I LE RETOUR DE LA MORALE
Dans ce premier temps, l’auteur propose d’esquisser le contexte d’un « retour de la morale », retour qui se
fait essentiellement dans les discours et non dans les comportements. Il propose trois voies d’explications
dans le temps court, dans une durée moyenne et sur le temps long.
1 Deux générations, deux erreurs
A ce niveau d’analyse on se place à l’échelle de deux ou trois générations :
La génération de Mai 68, mobilisée à son paroxysme dans des affrontements principalement étudiants avec
les pouvoirs publics.
Cette génération croyait que tout était politique et que la politique tenait lieu de tout. L’apolitisme était
presque inenvisageable et tous, sans être militants, étaient au moins engagés. La politique tenait lieu de
morale : Ce qui était « juste » politiquement était nécessairement « bon » moralement.
La jeunesse se scindait, très schématiquement, entre adorateurs du général De Gaulle et admirateurs de Che
Guevara. C’était une génération conflictuelle parce que, justement, politique, et la politique ne vas pas sans
oppositions.
Vingt ans plus tard, une autre génération faisait son entrée dans les années 80. Cette génération n’est plus
intéressée par la politique, elle est lassée (surtout la jeunesse) par les oppositions répétées et anciennes entre
« pro » et « anti ». Au lieu de ça, la question morale a pris une place de première importance. Sans parler
précisément de « morale », cette génération préfère, encore aujourd’hui, les mots de « solidarité »,
« humanitaire », « droits de l’Homme », les organisations comme « SOS Racisme », « les Restos du Cœur »,
« Médecins sans frontière » et des personnages comme l’abbé Pierre.

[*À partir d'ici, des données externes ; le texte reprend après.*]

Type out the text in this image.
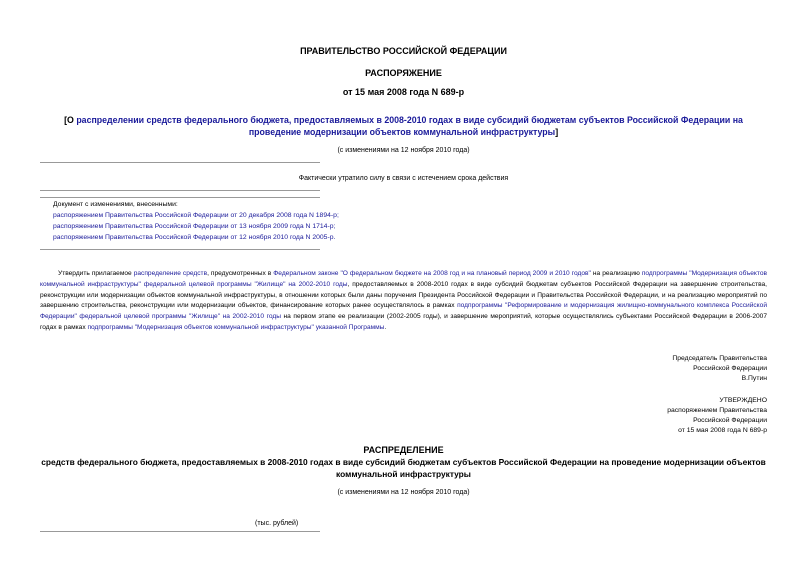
ПРАВИТЕЛЬСТВО РОССИЙСКОЙ ФЕДЕРАЦИИ
РАСПОРЯЖЕНИЕ
от 15 мая 2008 года N 689-р
[О распределении средств федерального бюджета, предоставляемых в 2008-2010 годах в виде субсидий бюджетам субъектов Российской Федерации на проведение модернизации объектов коммунальной инфраструктуры]
(с изменениями на 12 ноября 2010 года)
Фактически утратило силу в связи с истечением срока действия
Документ с изменениями, внесенными:
распоряжением Правительства Российской Федерации от 20 декабря 2008 года N 1894-р;
распоряжением Правительства Российской Федерации от 13 ноября 2009 года N 1714-р;
распоряжением Правительства Российской Федерации от 12 ноября 2010 года N 2005-р.
Утвердить прилагаемое распределение средств, предусмотренных в Федеральном законе "О федеральном бюджете на 2008 год и на плановый период 2009 и 2010 годов" на реализацию подпрограммы "Модернизация объектов коммунальной инфраструктуры" федеральной целевой программы "Жилище" на 2002-2010 годы, предоставляемых в 2008-2010 годах в виде субсидий бюджетам субъектов Российской Федерации на завершение строительства, реконструкции или модернизации объектов коммунальной инфраструктуры, в отношении которых были даны поручения Президента Российской Федерации и Правительства Российской Федерации, и на реализацию мероприятий по завершению строительства, реконструкции или модернизации объектов, финансирование которых ранее осуществлялось в рамках подпрограммы "Реформирование и модернизация жилищно-коммунального комплекса Российской Федерации" федеральной целевой программы "Жилище" на 2002-2010 годы на первом этапе ее реализации (2002-2005 годы), и завершение мероприятий, которые осуществлялись субъектами Российской Федерации в 2006-2007 годах в рамках подпрограммы "Модернизация объектов коммунальной инфраструктуры" указанной Программы.
Председатель Правительства
Российской Федерации
В.Путин
УТВЕРЖДЕНО
распоряжением Правительства
Российской Федерации
от 15 мая 2008 года N 689-р
РАСПРЕДЕЛЕНИЕ
средств федерального бюджета, предоставляемых в 2008-2010 годах в виде субсидий бюджетам субъектов Российской Федерации на проведение модернизации объектов коммунальной инфраструктуры
(с изменениями на 12 ноября 2010 года)
(тыс. рублей)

« Deux générations, deux erreurs » : L’une de croire que la politique peut tout et que le conflit est
nécessaire, l’autre de penser que la morale tient lieu de politique et que le consensus est une solution.
Pourtant, politique et morale coexistent et possèdent une égale importance, les deux sont donc
nécessaires. Mais ce passage du « tout politique » au « tout moral » est le symptôme d’une crise et d’un
recul du politique : Si les bons sentiments sont nombreux, les idéaux moraux placés bien hauts, il n’empêche
que les taux d’abstention augmentent et les extrémistes (notamment de droite) sont en progression !

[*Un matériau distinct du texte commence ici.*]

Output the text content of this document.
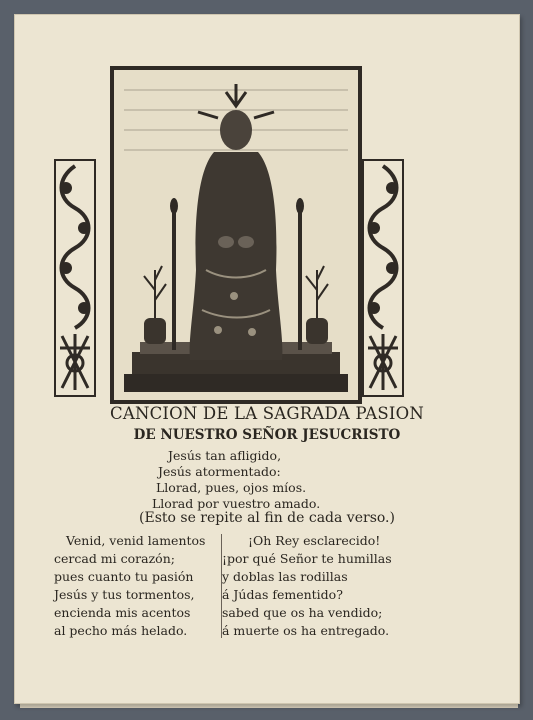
CANCION DE LA SAGRADA PASION
DE NUESTRO SEÑOR JESUCRISTO
Jesús tan afligido,
Jesús atormentado:
Llorad, pues, ojos míos.
Llorad por vuestro amado.
(Esto se repite al fin de cada verso.)
Venid, venid lamentos
cercad mi corazón;
pues cuanto tu pasión
Jesús y tus tormentos,
encienda mis acentos
al pecho más helado.
¡Oh Rey esclarecido!
¡por qué Señor te humillas
y doblas las rodillas
á Júdas fementido?
sabed que os ha vendido;
á muerte os ha entregado.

Rien n’étant figé, on observe aujourd’hui le recul de la « génération morale » au profit d’une toute nouvelle
génération que l’on pourrait qualifier de « spirituelle » qui place la question spirituelle (celle du sens de la
vie) au centre des choses. Les Journées Mondiales de la Jeunesse à Paris, le succès de livres initiatiques
comme l’Alchimiste de Paulo Coehlo ou l’admiration d’une partie de la population pour le Dalaï Lama
étayent la thèse d’une ‘’« génération spirituelle »’’.
2 Le triomphe du capitalisme
Ici, on se place dans le moyen terme, sur un siècle pour expliquer ce retour de la morale.
Ce processus s’étale sur tout le XXème siècle et prend une signification plus forte avec l’effondrement du
bloc soviétique et la chute du modèle communiste à la fin des années 80. En effet, deux modèles
s’affrontaient durant toute cette période, le modèle occidental, libéral et capitaliste et le modèle de l’est,
communiste (l’honnêteté intellectuelle impose de préférer les mots « soviétique » ou « stalinien »).
Ces deux antagonismes se servaient mutuellement de justification : L’occidental montrait le système
communiste qu’il assimilait au « mal » et l’opposait au système capitaliste qui, logiquement, était
dépositaire du « bien ». L’effondrement du bloc soviétique entraînait la disparition de l’antagonisme
planétaire et laissait seul le modèle occidental en position de dominer. Le capitalisme, aspect économique du
modèle occidental, devenait le seul modèle économique. C’est le « triomphe du capitalisme ».
Mais le capitalisme perdait sa justification négative, et le modèle occidental perdait de sons « sens ».